Concept

Information Awareness Office

Summary
The Information Awareness Office (IAO) was established by the United States Defense Advanced Research Projects Agency (DARPA) in January 2002 to bring together several DARPA projects focused on applying surveillance and information technology to track and monitor terrorists and other asymmetric threats to U.S. national security by achieving "Total Information Awareness" (TIA). It was achieved by creating enormous computer databases to gather and store the personal information of everyone in the United States, including personal e-mails, social networks, credit card records, phone calls, medical records, and numerous other sources, without any requirement for a search warrant. The information was then analyzed for suspicious activities, connections between individuals, and "threats". The program also included funding for biometric surveillance technologies that could identify and track individuals using surveillance cameras and other methods.

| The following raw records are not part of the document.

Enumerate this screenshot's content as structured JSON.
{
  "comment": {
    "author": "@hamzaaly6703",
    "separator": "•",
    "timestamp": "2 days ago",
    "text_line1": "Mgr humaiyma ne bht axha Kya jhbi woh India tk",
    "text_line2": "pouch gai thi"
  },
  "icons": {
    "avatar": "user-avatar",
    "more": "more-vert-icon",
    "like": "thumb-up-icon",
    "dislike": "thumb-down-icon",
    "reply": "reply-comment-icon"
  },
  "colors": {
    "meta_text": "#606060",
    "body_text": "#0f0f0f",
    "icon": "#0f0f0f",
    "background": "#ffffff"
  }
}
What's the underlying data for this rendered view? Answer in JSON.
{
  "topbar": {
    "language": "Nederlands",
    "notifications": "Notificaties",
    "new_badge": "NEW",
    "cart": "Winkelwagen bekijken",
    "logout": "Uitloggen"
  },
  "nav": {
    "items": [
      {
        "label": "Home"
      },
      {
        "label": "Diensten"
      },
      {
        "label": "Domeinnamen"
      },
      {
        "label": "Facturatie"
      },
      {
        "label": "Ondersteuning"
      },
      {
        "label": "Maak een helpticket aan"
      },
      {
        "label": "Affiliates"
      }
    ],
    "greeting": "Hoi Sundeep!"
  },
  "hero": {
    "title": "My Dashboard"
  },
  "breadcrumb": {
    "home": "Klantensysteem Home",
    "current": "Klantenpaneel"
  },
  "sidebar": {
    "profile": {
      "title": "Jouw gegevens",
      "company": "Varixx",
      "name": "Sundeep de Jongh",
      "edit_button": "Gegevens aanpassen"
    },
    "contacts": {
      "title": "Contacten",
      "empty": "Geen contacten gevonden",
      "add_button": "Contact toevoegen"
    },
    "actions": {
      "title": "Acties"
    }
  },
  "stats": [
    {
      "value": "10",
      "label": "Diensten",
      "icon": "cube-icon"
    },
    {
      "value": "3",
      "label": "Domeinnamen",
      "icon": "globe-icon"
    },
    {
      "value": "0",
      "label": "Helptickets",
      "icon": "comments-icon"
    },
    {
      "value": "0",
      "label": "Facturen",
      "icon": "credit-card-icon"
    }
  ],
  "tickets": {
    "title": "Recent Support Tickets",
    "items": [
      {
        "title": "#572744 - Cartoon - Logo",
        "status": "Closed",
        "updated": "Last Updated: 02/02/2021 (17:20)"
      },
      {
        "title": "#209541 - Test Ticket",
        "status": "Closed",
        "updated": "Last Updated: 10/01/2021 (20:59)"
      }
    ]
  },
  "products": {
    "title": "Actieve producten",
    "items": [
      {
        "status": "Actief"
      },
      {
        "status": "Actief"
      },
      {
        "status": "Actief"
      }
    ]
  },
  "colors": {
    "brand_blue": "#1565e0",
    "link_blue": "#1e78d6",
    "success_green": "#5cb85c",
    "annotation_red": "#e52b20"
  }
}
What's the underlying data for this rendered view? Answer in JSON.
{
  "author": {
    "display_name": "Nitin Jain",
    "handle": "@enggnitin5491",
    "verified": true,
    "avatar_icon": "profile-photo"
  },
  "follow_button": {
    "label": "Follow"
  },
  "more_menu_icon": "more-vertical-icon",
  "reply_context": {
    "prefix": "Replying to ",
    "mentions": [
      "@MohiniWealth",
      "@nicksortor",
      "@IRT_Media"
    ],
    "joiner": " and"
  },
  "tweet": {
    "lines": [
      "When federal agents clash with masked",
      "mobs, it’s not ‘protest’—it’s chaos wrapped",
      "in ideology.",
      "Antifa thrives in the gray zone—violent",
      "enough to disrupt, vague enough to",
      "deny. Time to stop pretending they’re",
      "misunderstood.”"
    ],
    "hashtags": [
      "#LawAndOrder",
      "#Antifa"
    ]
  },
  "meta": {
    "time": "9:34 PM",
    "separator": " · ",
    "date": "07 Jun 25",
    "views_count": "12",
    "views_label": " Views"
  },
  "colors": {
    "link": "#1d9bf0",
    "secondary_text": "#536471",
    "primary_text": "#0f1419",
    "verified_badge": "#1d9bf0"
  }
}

Following public criticism that the technology's development and deployment could lead to a mass surveillance system, the IAO was defunded by Congress in 2003. However, several IAO projects continued to be funded under different names, as revealed by Edward Snowden during the course of the 2013 mass surveillance disclosures. The IAO was established after Admiral John Poindexter, former United States National Security Advisor to President Ronald Reagan, and SAIC executive Brian Hicks approached the US Department of Defense with the idea for an information awareness program after the attacks of September 11, 2001. Poindexter and Hicks had previously worked together on intelligence-technology programs for the Defense Advanced Research Projects Agency. DARPA agreed to host the program and appointed Poindexter to run it in 2002. The IAO began funding research and development of the Total Information Awareness (TIA) Program in February 2003 but renamed the program the Terrorism Information Awareness Program in May that year after an adverse media reaction to the program's implications for public surveillance.